Yesterday George Bush played Santa, pardoning 19 and commuting the life sentence of a convicted methamphetamine dealer in Iowa — but it looks like time is running out for Lord Black of Crossharbour, who is probably banging a tin cup against the bars of his Florida jail cell demanding his own Christmas miracle. Or hunched over the keyboard of his Sony Vaio reviewing the list of people pardoned by George W. Bush — from which his own name is still conspicuously absent.
This particular item from Lord Black's Christmas wish list hit the newspapers in late November, a bleak time of year when even the most pragmatic of us are tempted to indulge in unwarranted optimism. I first read of Conrad's yearnings in The Globe and Mail, having watched the latest episode of Indiana Jones on DVD the night before (in which a paunchy Harrison Ford puffs and labours to foil a fiendish Russki plot and sends his pacemaker into overdrive). It was an odd convergence of entertainments, Lord Black's Machiavellian scheming acting as an awkward counterpoint to Indiana's corn-fed American gung-ho; surely the cinematic potential of this mashup cannot have escaped the eye of Spielberg et al?
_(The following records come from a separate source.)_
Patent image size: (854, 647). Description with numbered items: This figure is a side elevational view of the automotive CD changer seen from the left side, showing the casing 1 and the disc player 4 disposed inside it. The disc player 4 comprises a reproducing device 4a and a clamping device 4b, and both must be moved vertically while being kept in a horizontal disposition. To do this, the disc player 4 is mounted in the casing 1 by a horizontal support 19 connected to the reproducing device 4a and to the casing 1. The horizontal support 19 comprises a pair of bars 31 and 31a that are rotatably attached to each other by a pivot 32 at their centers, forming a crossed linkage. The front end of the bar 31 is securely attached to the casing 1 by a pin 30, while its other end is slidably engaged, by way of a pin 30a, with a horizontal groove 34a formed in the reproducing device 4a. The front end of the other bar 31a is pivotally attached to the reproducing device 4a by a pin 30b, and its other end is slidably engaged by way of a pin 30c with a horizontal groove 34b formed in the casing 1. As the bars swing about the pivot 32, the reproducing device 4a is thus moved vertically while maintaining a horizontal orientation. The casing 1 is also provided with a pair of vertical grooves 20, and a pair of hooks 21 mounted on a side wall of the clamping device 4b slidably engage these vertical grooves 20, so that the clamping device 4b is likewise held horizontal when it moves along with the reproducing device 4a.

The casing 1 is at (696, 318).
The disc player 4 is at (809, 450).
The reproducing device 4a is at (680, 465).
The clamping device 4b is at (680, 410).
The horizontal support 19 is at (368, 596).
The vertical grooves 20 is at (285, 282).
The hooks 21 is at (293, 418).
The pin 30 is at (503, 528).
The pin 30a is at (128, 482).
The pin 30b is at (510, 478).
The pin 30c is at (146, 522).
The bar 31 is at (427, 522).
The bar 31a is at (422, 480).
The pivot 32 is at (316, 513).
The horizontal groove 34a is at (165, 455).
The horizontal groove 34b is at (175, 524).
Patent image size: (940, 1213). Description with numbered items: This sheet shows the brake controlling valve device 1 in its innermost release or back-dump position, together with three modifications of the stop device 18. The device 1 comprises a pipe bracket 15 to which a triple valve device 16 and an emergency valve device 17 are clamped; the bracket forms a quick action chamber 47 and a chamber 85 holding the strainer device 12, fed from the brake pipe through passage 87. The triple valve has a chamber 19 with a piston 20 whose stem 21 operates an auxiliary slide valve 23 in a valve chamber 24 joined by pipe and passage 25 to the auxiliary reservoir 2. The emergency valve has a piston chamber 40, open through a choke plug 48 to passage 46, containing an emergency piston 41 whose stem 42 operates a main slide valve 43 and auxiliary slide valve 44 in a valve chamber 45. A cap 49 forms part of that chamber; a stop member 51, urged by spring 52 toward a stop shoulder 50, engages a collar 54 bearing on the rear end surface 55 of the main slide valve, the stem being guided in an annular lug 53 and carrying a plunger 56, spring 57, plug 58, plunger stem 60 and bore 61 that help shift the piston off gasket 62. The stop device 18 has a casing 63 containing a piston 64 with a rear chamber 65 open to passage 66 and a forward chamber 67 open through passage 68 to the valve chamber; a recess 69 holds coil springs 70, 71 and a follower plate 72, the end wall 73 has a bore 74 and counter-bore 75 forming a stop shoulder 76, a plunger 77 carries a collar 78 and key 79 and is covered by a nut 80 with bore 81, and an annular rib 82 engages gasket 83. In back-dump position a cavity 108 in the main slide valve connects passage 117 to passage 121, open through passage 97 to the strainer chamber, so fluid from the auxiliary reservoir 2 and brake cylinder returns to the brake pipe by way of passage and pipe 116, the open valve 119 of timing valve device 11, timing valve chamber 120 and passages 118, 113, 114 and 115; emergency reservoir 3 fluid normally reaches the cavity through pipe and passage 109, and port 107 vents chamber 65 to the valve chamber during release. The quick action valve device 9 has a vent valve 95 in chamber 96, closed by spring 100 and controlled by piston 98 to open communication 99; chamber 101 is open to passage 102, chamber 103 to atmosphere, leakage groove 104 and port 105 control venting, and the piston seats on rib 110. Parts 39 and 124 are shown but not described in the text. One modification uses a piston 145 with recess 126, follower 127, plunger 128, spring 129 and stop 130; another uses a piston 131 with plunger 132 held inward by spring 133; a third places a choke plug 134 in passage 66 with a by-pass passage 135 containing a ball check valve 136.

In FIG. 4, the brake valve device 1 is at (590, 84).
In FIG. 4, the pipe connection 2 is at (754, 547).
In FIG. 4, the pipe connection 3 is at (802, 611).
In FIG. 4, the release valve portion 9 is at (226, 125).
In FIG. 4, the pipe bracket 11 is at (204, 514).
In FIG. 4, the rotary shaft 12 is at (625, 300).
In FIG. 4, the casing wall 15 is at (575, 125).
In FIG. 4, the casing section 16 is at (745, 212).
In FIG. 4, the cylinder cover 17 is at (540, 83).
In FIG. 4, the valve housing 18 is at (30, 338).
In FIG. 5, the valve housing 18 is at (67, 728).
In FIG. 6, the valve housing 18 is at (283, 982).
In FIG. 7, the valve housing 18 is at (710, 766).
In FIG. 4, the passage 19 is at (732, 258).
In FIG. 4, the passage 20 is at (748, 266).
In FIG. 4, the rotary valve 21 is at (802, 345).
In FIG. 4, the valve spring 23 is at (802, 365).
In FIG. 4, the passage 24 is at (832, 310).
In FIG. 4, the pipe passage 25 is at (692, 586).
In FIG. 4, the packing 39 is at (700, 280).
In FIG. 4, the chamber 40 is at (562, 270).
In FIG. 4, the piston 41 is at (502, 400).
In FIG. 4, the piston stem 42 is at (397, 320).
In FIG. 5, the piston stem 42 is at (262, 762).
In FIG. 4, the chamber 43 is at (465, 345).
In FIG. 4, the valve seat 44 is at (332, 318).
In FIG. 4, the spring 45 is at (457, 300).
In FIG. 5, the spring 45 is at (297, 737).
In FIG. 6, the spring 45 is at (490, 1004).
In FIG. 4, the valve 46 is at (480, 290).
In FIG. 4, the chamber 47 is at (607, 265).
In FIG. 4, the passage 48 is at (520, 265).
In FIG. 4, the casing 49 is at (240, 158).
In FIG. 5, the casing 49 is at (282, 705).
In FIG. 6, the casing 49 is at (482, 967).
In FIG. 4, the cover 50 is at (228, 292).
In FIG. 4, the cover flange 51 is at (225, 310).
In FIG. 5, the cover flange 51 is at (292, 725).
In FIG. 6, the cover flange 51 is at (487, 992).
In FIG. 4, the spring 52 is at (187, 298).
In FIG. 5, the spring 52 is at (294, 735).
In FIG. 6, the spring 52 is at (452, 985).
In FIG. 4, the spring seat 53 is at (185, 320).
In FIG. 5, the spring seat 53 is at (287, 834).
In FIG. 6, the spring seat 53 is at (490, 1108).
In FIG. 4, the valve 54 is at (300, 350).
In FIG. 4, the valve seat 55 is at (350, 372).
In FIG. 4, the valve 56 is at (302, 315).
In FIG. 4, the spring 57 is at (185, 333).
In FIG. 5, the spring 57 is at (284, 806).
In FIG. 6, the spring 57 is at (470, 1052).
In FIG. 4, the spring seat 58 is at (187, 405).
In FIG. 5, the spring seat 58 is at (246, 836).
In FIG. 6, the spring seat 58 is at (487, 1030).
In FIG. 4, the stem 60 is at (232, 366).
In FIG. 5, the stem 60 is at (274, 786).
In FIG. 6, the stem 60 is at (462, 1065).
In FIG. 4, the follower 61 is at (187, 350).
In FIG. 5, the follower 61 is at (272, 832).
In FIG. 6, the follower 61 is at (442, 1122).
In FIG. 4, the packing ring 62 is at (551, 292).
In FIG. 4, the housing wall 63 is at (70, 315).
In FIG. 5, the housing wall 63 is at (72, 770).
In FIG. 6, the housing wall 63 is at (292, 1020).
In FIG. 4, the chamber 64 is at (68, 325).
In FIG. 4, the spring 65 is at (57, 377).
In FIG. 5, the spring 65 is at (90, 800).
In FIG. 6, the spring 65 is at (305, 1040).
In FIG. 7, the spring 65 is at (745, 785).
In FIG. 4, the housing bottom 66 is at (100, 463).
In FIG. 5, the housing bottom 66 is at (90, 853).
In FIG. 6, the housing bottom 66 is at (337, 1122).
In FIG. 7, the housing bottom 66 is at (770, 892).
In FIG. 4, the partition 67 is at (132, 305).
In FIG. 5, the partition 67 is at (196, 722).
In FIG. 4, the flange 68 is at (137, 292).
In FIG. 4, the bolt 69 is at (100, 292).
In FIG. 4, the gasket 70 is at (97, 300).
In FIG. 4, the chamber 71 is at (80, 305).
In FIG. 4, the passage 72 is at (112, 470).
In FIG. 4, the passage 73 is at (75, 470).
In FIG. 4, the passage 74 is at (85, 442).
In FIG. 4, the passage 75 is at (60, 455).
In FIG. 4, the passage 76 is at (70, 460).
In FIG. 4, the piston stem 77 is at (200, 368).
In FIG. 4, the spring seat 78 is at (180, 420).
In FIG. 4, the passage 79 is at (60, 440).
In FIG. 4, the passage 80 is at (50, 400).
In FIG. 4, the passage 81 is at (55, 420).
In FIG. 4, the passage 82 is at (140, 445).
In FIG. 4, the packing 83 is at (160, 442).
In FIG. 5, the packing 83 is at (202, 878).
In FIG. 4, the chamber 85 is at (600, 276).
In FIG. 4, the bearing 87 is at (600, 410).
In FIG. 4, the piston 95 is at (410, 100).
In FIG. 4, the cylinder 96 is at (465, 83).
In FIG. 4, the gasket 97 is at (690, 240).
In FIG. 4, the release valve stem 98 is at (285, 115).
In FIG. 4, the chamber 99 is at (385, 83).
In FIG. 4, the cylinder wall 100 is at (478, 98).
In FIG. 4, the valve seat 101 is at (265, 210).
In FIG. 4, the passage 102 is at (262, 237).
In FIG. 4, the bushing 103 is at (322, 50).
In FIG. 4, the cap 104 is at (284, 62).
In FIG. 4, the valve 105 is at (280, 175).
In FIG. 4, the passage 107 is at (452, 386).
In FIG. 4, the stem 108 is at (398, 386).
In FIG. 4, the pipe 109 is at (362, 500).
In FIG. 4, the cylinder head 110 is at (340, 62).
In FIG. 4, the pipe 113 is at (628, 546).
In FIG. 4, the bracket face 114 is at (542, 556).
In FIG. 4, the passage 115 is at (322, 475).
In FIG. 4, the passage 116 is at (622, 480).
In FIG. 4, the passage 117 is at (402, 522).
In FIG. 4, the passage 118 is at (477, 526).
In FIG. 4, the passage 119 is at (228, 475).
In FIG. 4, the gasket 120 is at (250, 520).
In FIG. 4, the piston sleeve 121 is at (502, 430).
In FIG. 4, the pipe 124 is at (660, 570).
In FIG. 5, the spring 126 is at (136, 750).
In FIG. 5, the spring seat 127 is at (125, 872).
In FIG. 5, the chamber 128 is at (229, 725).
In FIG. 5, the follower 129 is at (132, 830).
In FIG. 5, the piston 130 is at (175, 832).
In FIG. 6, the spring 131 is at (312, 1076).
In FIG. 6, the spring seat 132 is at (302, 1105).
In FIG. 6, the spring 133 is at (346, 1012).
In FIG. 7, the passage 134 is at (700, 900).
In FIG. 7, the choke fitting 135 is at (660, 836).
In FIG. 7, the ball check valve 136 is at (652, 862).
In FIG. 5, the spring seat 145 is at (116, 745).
The final act almost writes itself: the incompetent (Josh Brolin fresh from his starring role in W.) breaks out the venal (Lord Black as himself) from the slammer — while the world's financial system collapses in a mega-trillion-dollar special effect. Cue the 96-piece orchestra, John "Star Wars" Williams's score reaching a bombastic conclusion as a bank of first- and second-violinists reprise the hero's theme to an accompaniment of tympani and brass. Our Conrad sets his Charolais-like head in profile and cocks an ear at the sound of a Sikorsky Black Hawk rotor approaching overhead. "C'mon Your Worship!" — a desperate George W. leans dangerously from the cockpit window, "C'mon!" Casting his ermine-trimmed cloak aside, Conrad lunges up and outward from his cell-block window and just manages to catch the rope ladder's final rung. The helicopter banks abruptly from the camera towards a carnelian sunset; credits roll.